A. When the SRA domain of UHRF1 meets hemi-methylated DNA present in the p16 INK4A promoter, UHRF1 acts as a guide for DNMT1 to methylate the complementary DNA strand. Subsequently a p16 INK4A gene repression and VEGF gene activation are maintained on the DNA daughter strands, i.e., in the daughter cancer cells. B. The UHRF1 down-regulation, by natural compounds such as TQ or polyphenols, induces the DNMT1
abundance decrease, that is accompanied by a p16 INK4A gene re-expression and a down-regulation of VEGF gene expression. Over the last millenium, herbal products have been commonly used for prevention and treatment of various diseases including cancer [69–71]. One of these natural products is curcumin which has potent anti-cancer properties in experimental
systems. Curcumin is consumed in high quantities SRT1720 chemical structure in Asian countries and epidemiological studies have attributed the lower rate of colon cancer in these countries to its consumption [72]. Green tea is also widely consumed in Asia countries. This natural product, which is rich in polyphenols, has been shown to significantly decrease the risk of Crenigacestat breast and ovarian cancers in women in Asian countries [73]. Black seed (nigella sativia) belongs to the Ranunculaceae family which grows in the Mediterranean sea and Western Asia countries, including Pakistan, India and China [74]. This plant is used in traditional folk medicine for the prevention and the treatment of numerous diseases such as eczema, cough, bacterial and viral infections, hypertension and diabetes [75]. The chemotherapeutic and chemopreventive activities of black cumin oil are attributed to thymoquinone (TQ). Several in vitro and in vivo studies have shown that TQ has potent cytotoxic and genotoxic activities on
a wide range of cancer cells [76–80]. TQ exerts its anti-cancer effects by inhibiting cell proliferation, arresting cell cycle progression and inducing subsequently apoptosis by p53- AZD1480 cell line dependent or -independent pathways. By using the acute lymphoblastic leukemia jurkat cell model (p53 mutated cell line), we have demonstrated that TQ triggers apoptosis through the production of reactive oxygen species (ROS) and the activation Carnitine dehydrogenase of the p73 gene [67]. This tumor suppressor gene seems to act as a cellular gatekeeper by preventing the proliferation of TQ-exposed Jurkat cells [67]. Obviously, the observed p73 activation triggers G1 cell cycle arrest and apoptosis.
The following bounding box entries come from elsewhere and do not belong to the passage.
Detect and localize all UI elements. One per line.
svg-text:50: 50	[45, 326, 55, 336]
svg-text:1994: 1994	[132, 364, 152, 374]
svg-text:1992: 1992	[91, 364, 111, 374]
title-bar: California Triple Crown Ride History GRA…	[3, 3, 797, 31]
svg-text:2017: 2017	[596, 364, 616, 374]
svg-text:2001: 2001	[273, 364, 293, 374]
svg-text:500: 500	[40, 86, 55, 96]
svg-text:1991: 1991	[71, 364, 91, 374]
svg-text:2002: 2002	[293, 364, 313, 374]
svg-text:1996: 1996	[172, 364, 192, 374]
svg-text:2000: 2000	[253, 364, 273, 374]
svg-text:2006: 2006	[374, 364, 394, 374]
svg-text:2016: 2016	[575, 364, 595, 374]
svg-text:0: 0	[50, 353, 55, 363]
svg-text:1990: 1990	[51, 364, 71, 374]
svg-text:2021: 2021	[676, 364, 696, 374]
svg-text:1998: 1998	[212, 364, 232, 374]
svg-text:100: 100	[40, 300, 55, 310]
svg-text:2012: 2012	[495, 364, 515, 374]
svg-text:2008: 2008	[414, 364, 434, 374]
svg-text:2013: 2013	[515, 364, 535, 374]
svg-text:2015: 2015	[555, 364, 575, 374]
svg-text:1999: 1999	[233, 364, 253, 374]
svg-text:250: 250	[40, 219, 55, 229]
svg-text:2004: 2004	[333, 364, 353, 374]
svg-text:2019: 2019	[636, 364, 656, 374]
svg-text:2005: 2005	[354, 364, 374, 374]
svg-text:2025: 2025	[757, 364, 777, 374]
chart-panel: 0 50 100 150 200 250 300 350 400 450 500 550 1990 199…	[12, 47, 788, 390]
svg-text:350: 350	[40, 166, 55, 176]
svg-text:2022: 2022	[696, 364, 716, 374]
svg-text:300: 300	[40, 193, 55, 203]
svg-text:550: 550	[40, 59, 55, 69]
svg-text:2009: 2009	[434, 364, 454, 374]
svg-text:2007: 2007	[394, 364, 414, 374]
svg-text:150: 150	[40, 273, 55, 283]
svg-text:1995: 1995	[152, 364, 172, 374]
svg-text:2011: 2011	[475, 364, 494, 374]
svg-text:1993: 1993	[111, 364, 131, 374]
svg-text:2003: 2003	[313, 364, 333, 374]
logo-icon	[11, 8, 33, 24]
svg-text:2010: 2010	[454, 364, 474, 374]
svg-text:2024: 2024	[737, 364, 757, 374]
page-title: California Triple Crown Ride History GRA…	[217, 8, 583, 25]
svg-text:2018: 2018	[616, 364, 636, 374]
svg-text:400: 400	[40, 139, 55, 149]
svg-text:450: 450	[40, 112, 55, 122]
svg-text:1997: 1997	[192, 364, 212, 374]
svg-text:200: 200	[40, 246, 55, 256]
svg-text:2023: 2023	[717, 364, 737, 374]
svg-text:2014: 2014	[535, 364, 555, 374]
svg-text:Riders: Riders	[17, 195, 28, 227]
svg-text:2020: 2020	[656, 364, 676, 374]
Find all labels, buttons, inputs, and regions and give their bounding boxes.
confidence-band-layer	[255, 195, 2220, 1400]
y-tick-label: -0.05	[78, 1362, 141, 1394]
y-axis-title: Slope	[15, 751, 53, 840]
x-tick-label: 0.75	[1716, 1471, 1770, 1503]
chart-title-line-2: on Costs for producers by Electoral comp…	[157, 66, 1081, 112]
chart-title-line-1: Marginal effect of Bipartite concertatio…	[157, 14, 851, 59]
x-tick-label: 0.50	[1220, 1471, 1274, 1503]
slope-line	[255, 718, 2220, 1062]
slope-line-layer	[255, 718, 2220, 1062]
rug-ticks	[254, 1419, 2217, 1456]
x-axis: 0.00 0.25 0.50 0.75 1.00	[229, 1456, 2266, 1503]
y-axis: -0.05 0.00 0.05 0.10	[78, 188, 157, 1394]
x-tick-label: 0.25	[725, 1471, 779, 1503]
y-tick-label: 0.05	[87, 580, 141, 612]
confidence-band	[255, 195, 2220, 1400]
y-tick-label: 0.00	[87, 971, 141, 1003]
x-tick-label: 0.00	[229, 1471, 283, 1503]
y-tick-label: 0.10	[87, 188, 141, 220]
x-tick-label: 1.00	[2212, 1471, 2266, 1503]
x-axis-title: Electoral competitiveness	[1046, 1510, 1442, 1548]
Interestingly, a transient TQ concentration-dependent up-regulation of caspase 3 cleaved subunits was also observed, suggesting that TQ exerts its apoptotic activity through a p73-dependent caspase-dependent cell death pathway. Consistently with our study, it was recently reported that catechin, a natural polyphenolic compound, induces apoptosis, in a similar way as does TQ, by its ability to increase the expression of pro-apoptotic genes such as caspase-3, -8, and -9 and p53 [81].